I am simulating the transient response of a mass-spring-damping system with friction. The excitation is given in the form of a base acceleration.
What I am not sure about is: can the friction change the resonance frequency of the system or will it affect only the response amplitude?
My first guess was that friction, being an external force, cannot change the resonance frequency of the system. What can happen is that there is no motion because the mass is sticked due to static friction, but if there is motion then the resonance frequency remains the same.
Then I saw that friction can be expressed as an equivalent damping as
$$c_{eq} = \mu N sign(\dot{x})$$
thus actually changing the natural frequency since it is expressed as
$$\omega = \omega_n \sqrt{1-2 \xi^2}$$
The fact is that the use of the equivalent damping is just an approximation to introduce the effect of friction into the equation of motion, is it not?
Best Answer
Resonance frequency is defined as the frequency of the external force for which the external force oscillation is in phase with velocity oscillation, or, which is the same thing, for which the displacement is quarter period behind the external force.

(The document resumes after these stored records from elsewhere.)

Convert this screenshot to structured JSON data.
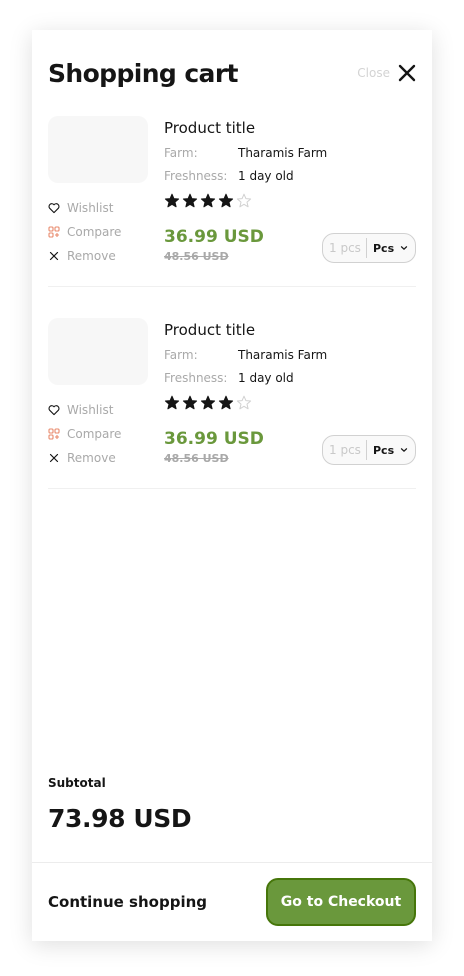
{
  "cart": {
    "title": "Shopping cart",
    "close_label": "Close"
  },
  "items": [
    {
      "title": "Product title",
      "farm_label": "Farm:",
      "farm_value": "Tharamis Farm",
      "freshness_label": "Freshness:",
      "freshness_value": "1 day old",
      "rating": 4,
      "rating_max": 5,
      "price": "36.99 USD",
      "old_price": "48.56 USD",
      "quantity": "1 pcs",
      "unit": "Pcs",
      "actions": {
        "wishlist": "Wishlist",
        "compare": "Compare",
        "remove": "Remove"
      }
    },
    {
      "title": "Product title",
      "farm_label": "Farm:",
      "farm_value": "Tharamis Farm",
      "freshness_label": "Freshness:",
      "freshness_value": "1 day old",
      "rating": 4,
      "rating_max": 5,
      "price": "36.99 USD",
      "old_price": "48.56 USD",
      "quantity": "1 pcs",
      "unit": "Pcs",
      "actions": {
        "wishlist": "Wishlist",
        "compare": "Compare",
        "remove": "Remove"
      }
    }
  ],
  "summary": {
    "subtotal_label": "Subtotal",
    "subtotal_value": "73.98 USD"
  },
  "footer": {
    "continue_label": "Continue shopping",
    "checkout_label": "Go to Checkout"
  },
  "colors": {
    "accent": "#6a983c",
    "accent_border": "#46760a",
    "muted_text": "#a9a9a9",
    "compare_icon": "#e8896b"
  },
  "icons": {
    "close": "close-icon",
    "wishlist": "heart-icon",
    "compare": "compare-icon",
    "remove": "remove-icon",
    "star": "star-icon",
    "chevron": "chevron-down-icon"
  }
}
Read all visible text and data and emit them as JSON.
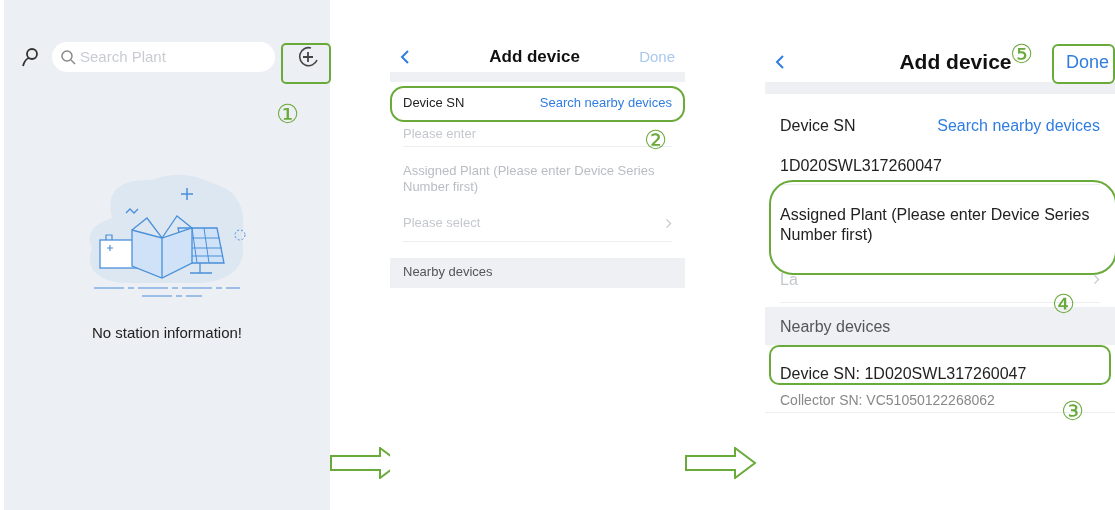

It can be shown that for damped harmonic oscillator described by the equation
$$ \ddot{x} + \gamma \dot{x} + \omega_0^2 x = f_0\cos \Omega t, $$ this frequency is
$$ \Omega = \omega_0, $$
so friction (described by $\gamma$) has no effect on the resonance frequency. It does have effect on the frequency for which the amplitude of oscillations is the largest, and the natural frequency of the damped system (which is reduced by the friction).